The seed for the Glen Helen series was planted in 1977, when I walked into the Pace Gallery in New York City and found Lee Krasner surrounded by a series of new works constructed from her drawings from her art student days. The force of her recycled work stayed with me, not just as powerful imagery, but also because of the questions it posed. Why do we save our student drawings? Are we able to collaborate with our younger selves?
The Glen Memories series grew from that encounter. What I did not know then is that the series that would be my (first) recycled series was my least successful group of early drawings from 1968, when I was studying “Natural History in the Glen.” The raw quality of the Glen drawings never reached the level of my other student work, and so I put the notebook away, frustrated that I had wasted my time by neither learning natural history nor successfully drawing from nature.
In the summer of 2007, I found that notebook of drawings, and knew that I could salvage that work by digitizing and recombining. Soon thereafter, I revisited Ohio for the first time in 30 years with a digital camera in hand. After photographing the sites of my original drawings, I subsequently fused these photos with the scanned, colorized pen and ink drawings.

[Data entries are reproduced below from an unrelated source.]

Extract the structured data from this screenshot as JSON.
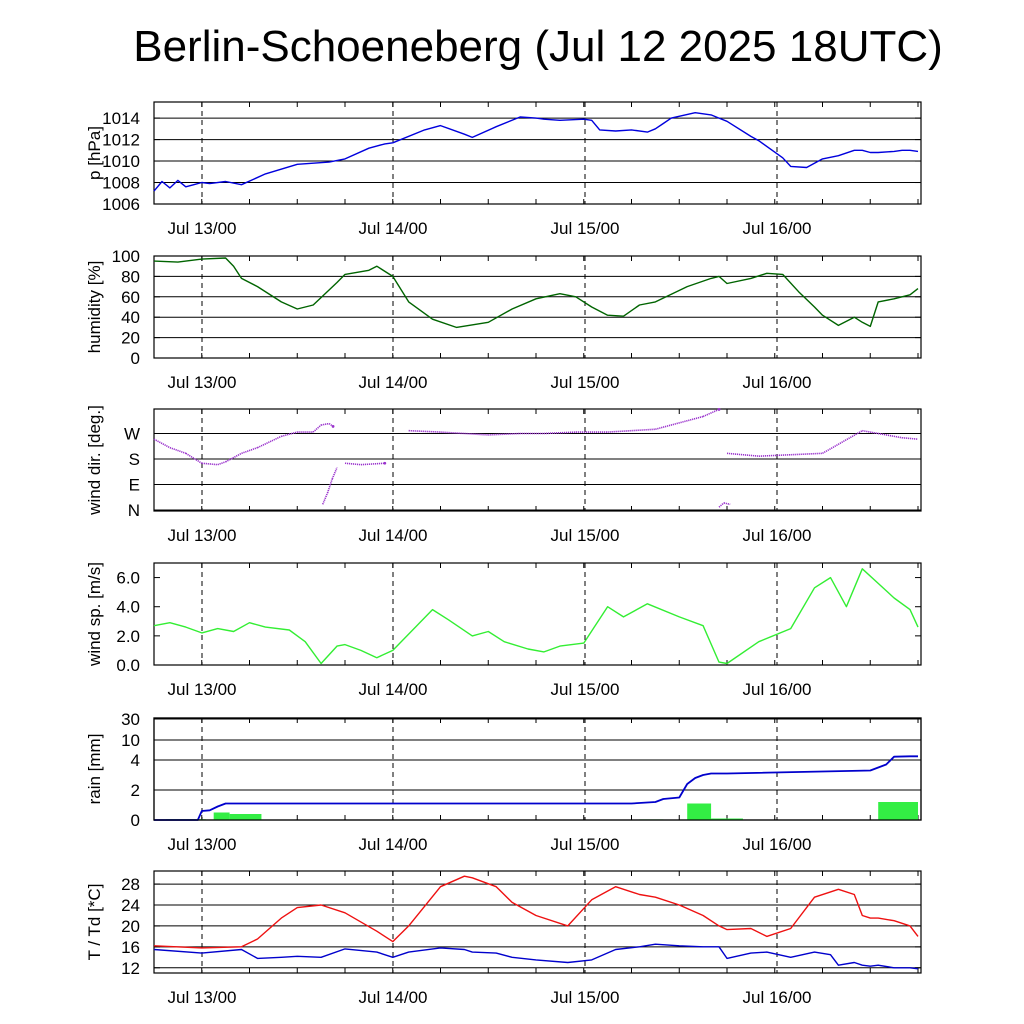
{
  "title": "Berlin-Schoeneberg (Jul 12 2025 18UTC)",
  "colors": {
    "pressure": "#0000dd",
    "humidity": "#006400",
    "wind_dir": "#9932cc",
    "wind_speed": "#33ee33",
    "rain_bar": "#33ee44",
    "rain_cum": "#0000cc",
    "temperature": "#ee1111",
    "dewpoint": "#0000cc"
  },
  "chart_data": [
    {
      "type": "line",
      "ylabel": "p [hPa]",
      "x_days": [
        "Jul 13/00",
        "Jul 14/00",
        "Jul 15/00",
        "Jul 16/00"
      ],
      "x_hours_range": [
        0,
        96
      ],
      "ylim": [
        1006,
        1015.5
      ],
      "yticks": [
        1006,
        1008,
        1010,
        1012,
        1014
      ],
      "grid": true,
      "series": [
        {
          "x": [
            0,
            1,
            2,
            3,
            4,
            5,
            6,
            7,
            9,
            11,
            14,
            18,
            22,
            24,
            27,
            29,
            30,
            34,
            36,
            39,
            40,
            43,
            46,
            48,
            49,
            51,
            54,
            55,
            56,
            58,
            60,
            62,
            63,
            64,
            65,
            68,
            70,
            71,
            72,
            75,
            76,
            79,
            80,
            82,
            84,
            86,
            88,
            89,
            90,
            91,
            93,
            94,
            95,
            96
          ],
          "y": [
            1007.2,
            1008.1,
            1007.5,
            1008.2,
            1007.6,
            1007.8,
            1008.0,
            1007.9,
            1008.1,
            1007.8,
            1008.8,
            1009.7,
            1009.9,
            1010.2,
            1011.2,
            1011.6,
            1011.7,
            1012.9,
            1013.3,
            1012.5,
            1012.2,
            1013.2,
            1014.1,
            1014.0,
            1013.9,
            1013.8,
            1013.9,
            1013.8,
            1012.9,
            1012.8,
            1012.9,
            1012.7,
            1013.0,
            1013.5,
            1014.0,
            1014.5,
            1014.3,
            1014.0,
            1013.7,
            1012.3,
            1011.9,
            1010.3,
            1009.5,
            1009.4,
            1010.2,
            1010.5,
            1011.0,
            1011.0,
            1010.8,
            1010.8,
            1010.9,
            1011.0,
            1011.0,
            1010.9
          ]
        }
      ]
    },
    {
      "type": "line",
      "ylabel": "humidity [%]",
      "x_days": [
        "Jul 13/00",
        "Jul 14/00",
        "Jul 15/00",
        "Jul 16/00"
      ],
      "x_hours_range": [
        0,
        96
      ],
      "ylim": [
        0,
        100
      ],
      "yticks": [
        0,
        20,
        40,
        60,
        80,
        100
      ],
      "grid": true,
      "series": [
        {
          "x": [
            0,
            3,
            6,
            9,
            10,
            11,
            13,
            16,
            18,
            20,
            23,
            24,
            27,
            28,
            30,
            32,
            35,
            38,
            42,
            45,
            48,
            51,
            53,
            55,
            57,
            59,
            61,
            63,
            67,
            70,
            71,
            72,
            75,
            77,
            79,
            81,
            83,
            84,
            86,
            88,
            89,
            90,
            91,
            93,
            95,
            96
          ],
          "y": [
            95,
            94,
            97,
            98,
            90,
            78,
            70,
            55,
            48,
            52,
            74,
            82,
            86,
            90,
            80,
            55,
            38,
            30,
            35,
            48,
            58,
            63,
            60,
            50,
            42,
            41,
            52,
            55,
            70,
            78,
            80,
            73,
            78,
            83,
            82,
            65,
            50,
            42,
            32,
            40,
            35,
            31,
            55,
            58,
            62,
            68
          ]
        }
      ]
    },
    {
      "type": "scatter",
      "ylabel": "wind dir. [deg.]",
      "x_days": [
        "Jul 13/00",
        "Jul 14/00",
        "Jul 15/00",
        "Jul 16/00"
      ],
      "x_hours_range": [
        0,
        96
      ],
      "ylim": [
        0,
        360
      ],
      "yticks": [
        0,
        90,
        180,
        270
      ],
      "ytick_labels": [
        "N",
        "E",
        "S",
        "W"
      ],
      "grid": true,
      "series": [
        {
          "x": [
            0,
            2,
            4,
            6,
            8,
            9,
            11,
            13,
            16,
            18,
            20,
            21,
            22,
            22.5,
            24,
            26,
            29,
            32,
            36,
            42,
            46,
            49,
            53,
            57,
            63,
            69,
            71,
            72,
            76,
            80,
            84,
            89,
            94,
            96
          ],
          "y": [
            250,
            220,
            200,
            165,
            160,
            170,
            200,
            220,
            260,
            275,
            275,
            300,
            305,
            295,
            165,
            160,
            165,
            280,
            275,
            265,
            270,
            270,
            275,
            275,
            285,
            330,
            355,
            200,
            190,
            195,
            200,
            280,
            255,
            250
          ]
        },
        {
          "x": [
            21.2,
            21.8,
            22.4,
            23.0
          ],
          "y": [
            20,
            60,
            110,
            150
          ]
        },
        {
          "x": [
            71.0,
            71.6,
            72.4
          ],
          "y": [
            10,
            25,
            20
          ]
        }
      ]
    },
    {
      "type": "line",
      "ylabel": "wind sp. [m/s]",
      "x_days": [
        "Jul 13/00",
        "Jul 14/00",
        "Jul 15/00",
        "Jul 16/00"
      ],
      "x_hours_range": [
        0,
        96
      ],
      "ylim": [
        0,
        7
      ],
      "yticks": [
        0.0,
        2.0,
        4.0,
        6.0
      ],
      "grid": false,
      "series": [
        {
          "x": [
            0,
            2,
            4,
            6,
            8,
            10,
            12,
            14,
            17,
            19,
            21,
            23,
            24,
            26,
            28,
            30,
            35,
            37,
            40,
            42,
            44,
            47,
            49,
            51,
            54,
            57,
            59,
            62,
            66,
            69,
            71,
            72,
            76,
            80,
            83,
            85,
            87,
            89,
            91,
            93,
            95,
            96
          ],
          "y": [
            2.7,
            2.9,
            2.6,
            2.2,
            2.5,
            2.3,
            2.9,
            2.6,
            2.4,
            1.6,
            0.1,
            1.3,
            1.4,
            1.0,
            0.5,
            1.0,
            3.8,
            3.1,
            2.0,
            2.3,
            1.6,
            1.1,
            0.9,
            1.3,
            1.5,
            4.0,
            3.3,
            4.2,
            3.3,
            2.7,
            0.2,
            0.1,
            1.6,
            2.5,
            5.3,
            6.0,
            4.0,
            6.6,
            5.6,
            4.6,
            3.8,
            2.6
          ]
        }
      ]
    },
    {
      "type": "bar",
      "ylabel": "rain [mm]",
      "x_days": [
        "Jul 13/00",
        "Jul 14/00",
        "Jul 15/00",
        "Jul 16/00"
      ],
      "x_hours_range": [
        0,
        96
      ],
      "yticks": [
        0,
        2,
        4,
        10,
        30
      ],
      "grid": true,
      "bars": {
        "x_start": [
          1.5,
          7.5,
          9.5,
          61,
          67,
          70,
          91
        ],
        "x_end": [
          6.5,
          9.5,
          13.5,
          64,
          70,
          74,
          96
        ],
        "values": [
          0.05,
          0.5,
          0.4,
          0.04,
          1.1,
          0.1,
          1.2
        ]
      },
      "cumulative": {
        "x": [
          0,
          5.5,
          6,
          7,
          8,
          9,
          60,
          63,
          64,
          66,
          67,
          68,
          69,
          70,
          72,
          90,
          92,
          93,
          95,
          96
        ],
        "y": [
          0,
          0,
          0.6,
          0.65,
          0.9,
          1.1,
          1.1,
          1.2,
          1.4,
          1.5,
          2.4,
          2.8,
          3.0,
          3.1,
          3.1,
          3.3,
          3.7,
          5.0,
          5.1,
          5.1
        ]
      }
    },
    {
      "type": "line",
      "ylabel": "T / Td [*C]",
      "x_days": [
        "Jul 13/00",
        "Jul 14/00",
        "Jul 15/00",
        "Jul 16/00"
      ],
      "x_hours_range": [
        0,
        96
      ],
      "ylim": [
        11,
        30.5
      ],
      "yticks": [
        12,
        16,
        20,
        24,
        28
      ],
      "grid": true,
      "series": [
        {
          "x": [
            0,
            6,
            11,
            13,
            16,
            18,
            21,
            24,
            28,
            30,
            32,
            36,
            39,
            40,
            43,
            45,
            48,
            52,
            55,
            58,
            61,
            63,
            66,
            69,
            71,
            72,
            75,
            77,
            80,
            83,
            85,
            86,
            88,
            89,
            90,
            91,
            93,
            95,
            96
          ],
          "y": [
            16.2,
            15.8,
            16.0,
            17.5,
            21.5,
            23.5,
            24.0,
            22.5,
            19.0,
            17.0,
            20.0,
            27.5,
            29.5,
            29.2,
            27.5,
            24.5,
            22.0,
            20.0,
            25.0,
            27.5,
            26.0,
            25.5,
            24.0,
            22.0,
            20.0,
            19.3,
            19.5,
            18.0,
            19.5,
            25.5,
            26.5,
            27.0,
            26.0,
            22.0,
            21.5,
            21.5,
            21.0,
            20.0,
            18.0
          ]
        },
        {
          "x": [
            0,
            6,
            11,
            13,
            16,
            18,
            21,
            24,
            28,
            30,
            32,
            36,
            39,
            40,
            43,
            45,
            48,
            52,
            55,
            58,
            61,
            63,
            66,
            69,
            71,
            72,
            75,
            77,
            80,
            83,
            85,
            86,
            88,
            89,
            90,
            91,
            93,
            95,
            96
          ],
          "y": [
            15.5,
            14.8,
            15.5,
            13.8,
            14.0,
            14.2,
            14.0,
            15.6,
            15.0,
            14.0,
            15.0,
            15.8,
            15.5,
            15.0,
            14.8,
            14.0,
            13.5,
            13.0,
            13.5,
            15.5,
            16.0,
            16.5,
            16.2,
            16.0,
            16.0,
            13.8,
            14.8,
            15.0,
            14.0,
            15.0,
            14.5,
            12.5,
            13.0,
            12.5,
            12.3,
            12.5,
            12.0,
            12.0,
            11.8
          ]
        }
      ]
    }
  ]
}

Just as Krasner’s recycled figurative work emerged as abstract expressionist, my own recycled Glen Helen images represent wandering from analogue to digital, from student artist to mature artist, from black and white to color. As a body, the works speak to the aesthetic changes of our generation, and the conceptual and technical space between pen and ink, digital photography, and the layers of modern compositing. The melding of drawing and photograph reveal surprising similarities that were not evident in the uncooked original drawings, nor in the untouched digital photographs. In the intertwining process, I discovered the magical flow of natural form that only comes alive in that in-between space, and in this collaboration with my younger self.
As an artist who was trained in the age of Abstract Expressionist painting, my use of representational imagery developed in lockstep with new technology. In the pre-scanning era, my early digital work focused on compositional structure, incorporating influences from a number of diverse cultures. As scanning and digital photography became available, the imagery gradually moved into representations and responses to specific sites of Cultural Heritage. This work was recognized with multiple grants from the Connecticut Commission on the Arts, the Memorial Foundation for Jewish Culture, the New England Foundation on the Arts, and artist residencies in France, Canada, Israel, and Scotland, with showings of the work in festivals, museums, and arts centers around the world, including numerous SIGGRAPH art shows. Currently, I am investigating the incorporation of microscopic plankton into my work, thinking about the hidden aspects of our environment. I am also continuing to animate the Glen series, bringing it to a collaboration with a musical composer. The merger of representation and abstraction, of the real and of the sensations of experience, remain an ongoing interest.